I want to share an idea for which I have not yet found any evidence
/support but knowledge based my own behaviors tells me there might be
something true about it. I wonder if the 'ACTS' of reading/writing can
limit the scope of discussion or degree to which a student can get
involved in a discussion. Discussing involves other skills than extracting
an argument from a flowing text; to summarize a discussion on a piece of
paper in a most complete and understandable way + quick always ends up
being a diagram in my case, NEVER a 'text'. I say this to show that
thinking-processes in a discussion might be more
plastic/dimensional/colored than those induced when reading a text.
Reading out texts to others most oftenly results in the reader having to
listen a couple of minutes before being able to fully participate.

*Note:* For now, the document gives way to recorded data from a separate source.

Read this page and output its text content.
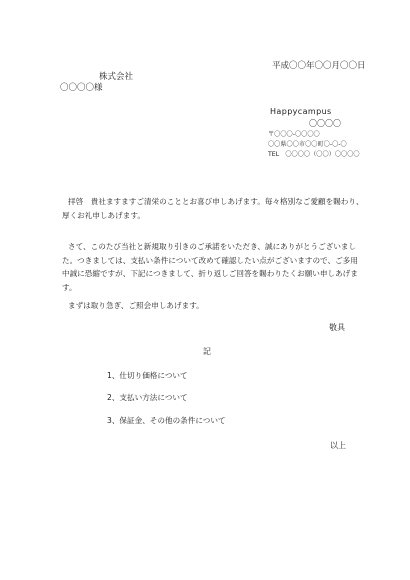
平成〇〇年〇〇月〇〇日
株式会社
〇〇〇〇様
Happycampus
〇〇〇〇
〒〇〇〇-〇〇〇〇
〇〇県〇〇市〇〇町〇-〇-〇
TEL　〇〇〇〇（〇〇）〇〇〇〇
拝啓　貴社ますますご清栄のこととお喜び申しあげます。毎々格別なご愛顧を賜わり、
厚くお礼申しあげます。
さて、このたび当社と新規取り引きのご承諾をいただき、誠にありがとうございまし
た。つきましては、支払い条件について改めて確認したい点がございますので、ご多用
中誠に恐縮ですが、下記につきまして、折り返しご回答を賜わりたくお願い申しあげま
す。
まずは取り急ぎ、ご照会申しあげます。
敬具
記
1、仕切り価格について
2、支払い方法について
3、保証金、その他の条件について
以上
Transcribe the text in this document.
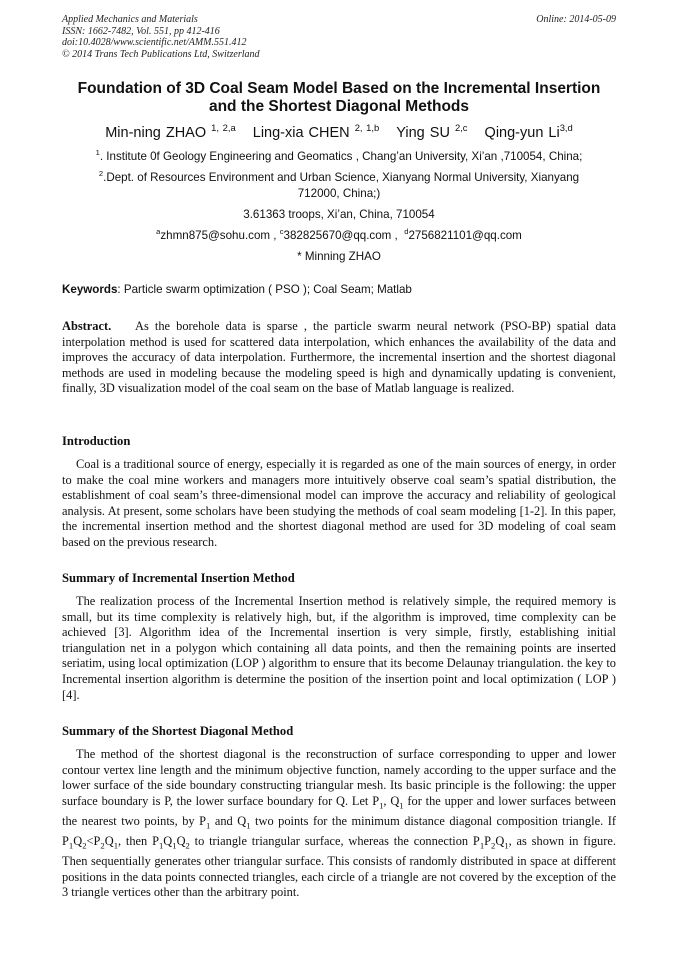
Applied Mechanics and Materials
ISSN: 1662-7482, Vol. 551, pp 412-416
doi:10.4028/www.scientific.net/AMM.551.412
© 2014 Trans Tech Publications Ltd, Switzerland
Online: 2014-05-09
Foundation of 3D Coal Seam Model Based on the Incremental Insertion
and the Shortest Diagonal Methods
Min-ning ZHAO $^{1, 2,a}$ Ling-xia CHEN $^{2, 1,b}$ Ying SU $^{2,c}$ Qing-yun Li$^{3,d}$
$^1$. Institute 0f Geology Engineering and Geomatics , Chang’an University, Xi’an ,710054, China;
$^2$.Dept. of Resources Environment and Urban Science, Xianyang Normal University, Xianyang
712000, China;)
3.61363 troops, Xi’an, China, 710054
$^a$zhmn875@sohu.com , $^c$382825670@qq.com , $^d$2756821101@qq.com
* Minning ZHAO
Keywords: Particle swarm optimization ( PSO ); Coal Seam; Matlab

Abstract. As the borehole data is sparse , the particle swarm neural network (PSO-BP) spatial data interpolation method is used for scattered data interpolation, which enhances the availability of the data and improves the accuracy of data interpolation. Furthermore, the incremental insertion and the shortest diagonal methods are used in modeling because the modeling speed is high and dynamically updating is convenient, finally, 3D visualization model of the coal seam on the base of Matlab language is realized.

Introduction

Coal is a traditional source of energy, especially it is regarded as one of the main sources of energy, in order to make the coal mine workers and managers more intuitively observe coal seam’s spatial distribution, the establishment of coal seam’s three-dimensional model can improve the accuracy and reliability of geological analysis. At present, some scholars have been studying the methods of coal seam modeling [1-2]. In this paper, the incremental insertion method and the shortest diagonal method are used for 3D modeling of coal seam based on the previous research.

Summary of Incremental Insertion Method

The realization process of the Incremental Insertion method is relatively simple, the required memory is small, but its time complexity is relatively high, but, if the algorithm is improved, time complexity can be achieved [3]. Algorithm idea of the Incremental insertion is very simple, firstly, establishing initial triangulation net in a polygon which containing all data points, and then the remaining points are inserted seriatim, using local optimization (LOP ) algorithm to ensure that its become Delaunay triangulation. the key to Incremental insertion algorithm is determine the position of the insertion point and local optimization ( LOP ) [4].

Summary of the Shortest Diagonal Method

The method of the shortest diagonal is the reconstruction of surface corresponding to upper and lower contour vertex line length and the minimum objective function, namely according to the upper surface and the lower surface of the side boundary constructing triangular mesh. Its basic principle is the following: the upper surface boundary is P, the lower surface boundary for Q. Let $P_1$, $Q_1$ for the upper and lower surfaces between the nearest two points, by $P_1$ and $Q_1$ two points for the minimum distance diagonal composition triangle. If $P_1Q_2<P_2Q_1$, then $P_1Q_1Q_2$ to triangle triangular surface, whereas the connection $P_1P_2Q_1$, as shown in figure. Then sequentially generates other triangular surface. This consists of randomly distributed in space at different positions in the data points connected triangles, each circle of a triangle are not covered by the exception of the 3 triangle vertices other than the arbitrary point.
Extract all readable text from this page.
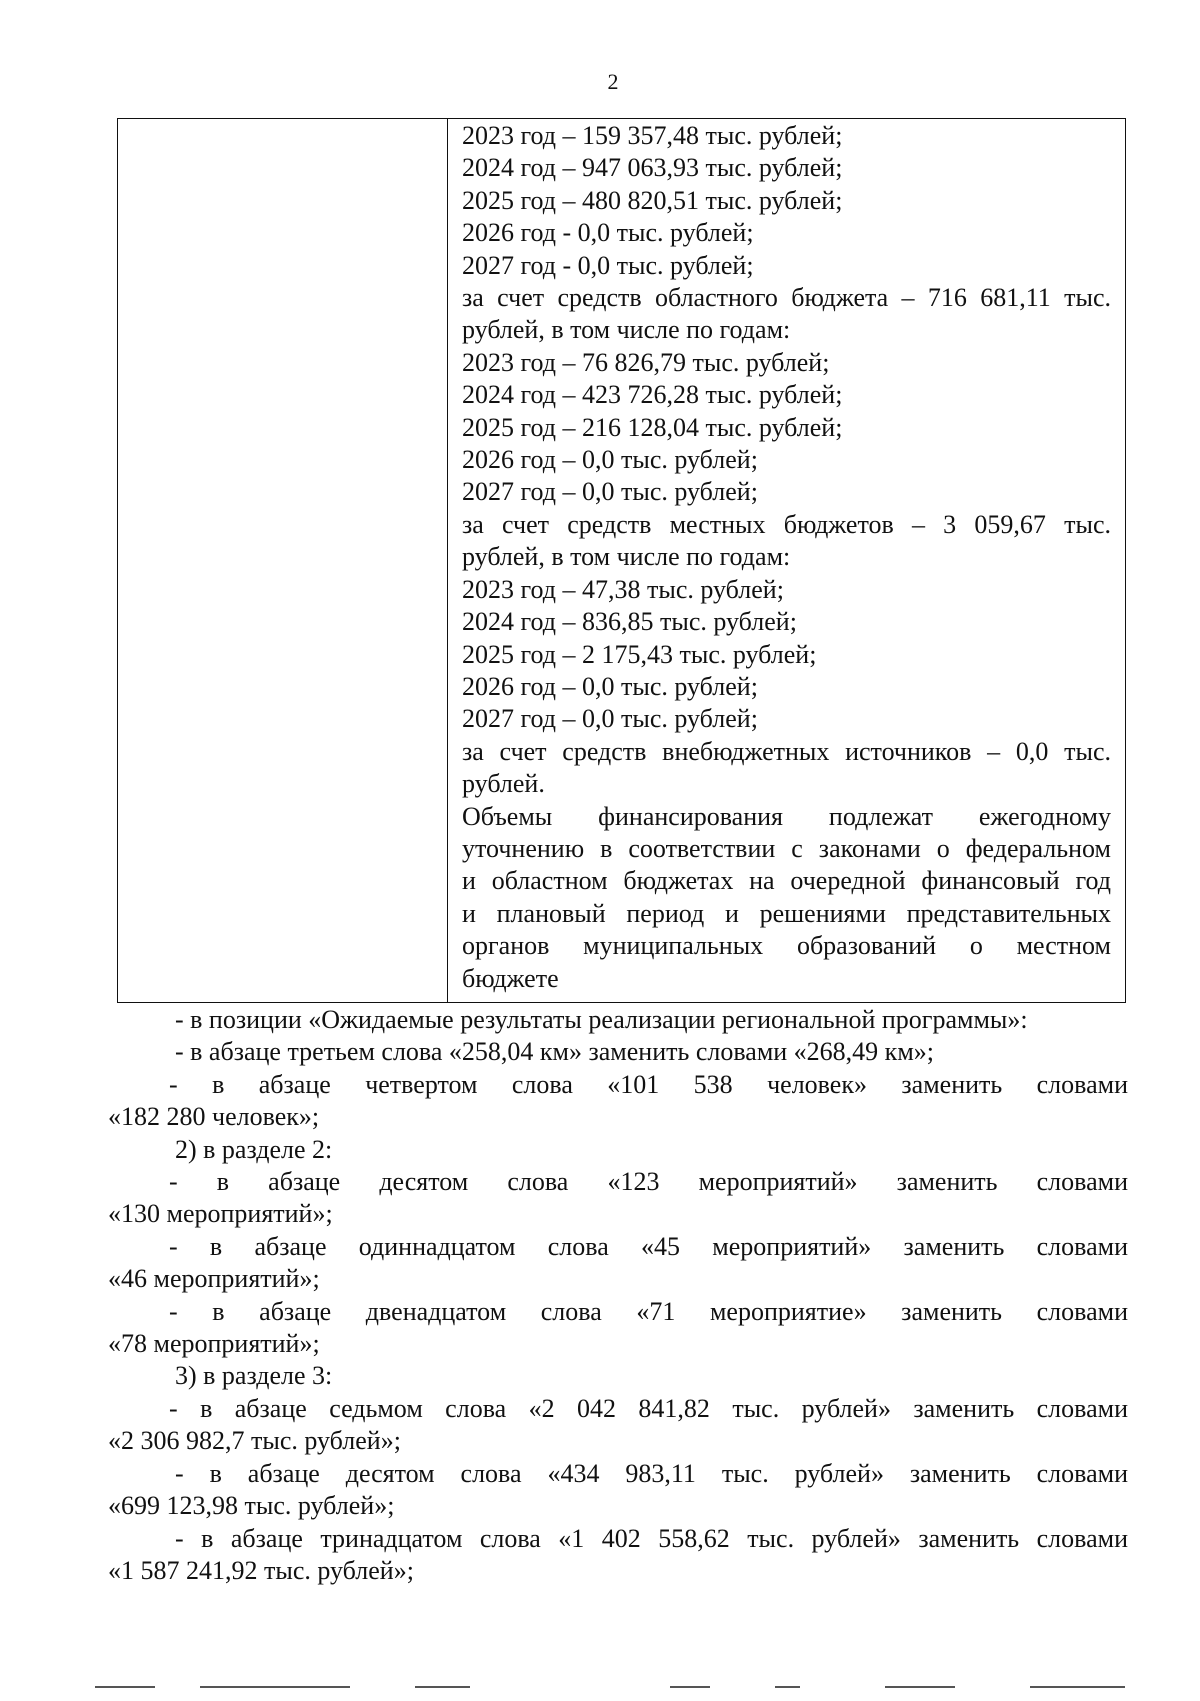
2

2023 год – 159 357,48 тыс. рублей;
2024 год – 947 063,93 тыс. рублей;
2025 год – 480 820,51 тыс. рублей;
2026 год - 0,0 тыс. рублей;
2027 год - 0,0 тыс. рублей;
за счет средств областного бюджета – 716 681,11 тыс.
рублей, в том числе по годам:
2023 год – 76 826,79 тыс. рублей;
2024 год – 423 726,28 тыс. рублей;
2025 год – 216 128,04 тыс. рублей;
2026 год – 0,0 тыс. рублей;
2027 год – 0,0 тыс. рублей;
за счет средств местных бюджетов – 3 059,67 тыс.
рублей, в том числе по годам:
2023 год – 47,38 тыс. рублей;
2024 год – 836,85 тыс. рублей;
2025 год – 2 175,43 тыс. рублей;
2026 год – 0,0 тыс. рублей;
2027 год – 0,0 тыс. рублей;
за счет средств внебюджетных источников – 0,0 тыс.
рублей.
Объемы финансирования подлежат ежегодному
уточнению в соответствии с законами о федеральном
и областном бюджетах на очередной финансовый год
и плановый период и решениями представительных
органов муниципальных образований о местном
бюджете
- в позиции «Ожидаемые результаты реализации региональной программы»:
- в абзаце третьем слова «258,04 км» заменить словами «268,49 км»;
- в абзаце четвертом слова «101 538 человек» заменить словами
«182 280 человек»;
2) в разделе 2:
- в абзаце десятом слова «123 мероприятий» заменить словами
«130 мероприятий»;
- в абзаце одиннадцатом слова «45 мероприятий» заменить словами
«46 мероприятий»;
- в абзаце двенадцатом слова «71 мероприятие» заменить словами
«78 мероприятий»;
3) в разделе 3:
- в абзаце седьмом слова «2 042 841,82 тыс. рублей» заменить словами
«2 306 982,7 тыс. рублей»;
- в абзаце десятом слова «434 983,11 тыс. рублей» заменить словами
«699 123,98 тыс. рублей»;
- в абзаце тринадцатом слова «1 402 558,62 тыс. рублей» заменить словами
«1 587 241,92 тыс. рублей»;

Apart
from these thoughts I can tell from experience that word-games or
assigning particular subjects/tasks to individual or groups of students
has not relaxed the situation but increased awareness of an artificial
classroom setting and reduced interest in the issue itself and therewith
conversation. Further I am honestly bored by students and think I do the
same to others when coming to class prepared for a discussion unless the
subject matter lies outside the range of the explainable within maybe 15
minutes of class-time. In the 'prepared case' most of the class time then
seems to be taken up by listing a large number of perceptions instead of
justifying one position or developing an argument (with arguing I refer to
the process involving reason, not simply colliding different views). I do
not think it would get too monotonous in a 'one-class/one-argument' case 
as I can always rethink how I came to my view and refine it to withstand
more criticism, a skill also to be developed further from practicing
discussion in class. If I fail I might adapt someone elses view or at least
reject my previously accepted one.

I suggest to introduce a topic to be disussed in class possibly using more
than one means of 'media' with immediate discussion without 'prepared'
experts and task of discussing/writing at the same time unless someone
wants to develop this skill in particular (e.g. I see this as a skill
distinct from either discussing or writing). 

For those who disagree with the latter part referring to the
ineffectiveness of word-games etc. relative to the true picture of
discussions in real life I hope I have nevertheless given you some
thoughts about sitting, listening, thinking and speaking, 'all and only
these', at the same time as being different from a one-directional
author=>reader or student1=>student2 exchange of written information;
one might not foster but limit the other.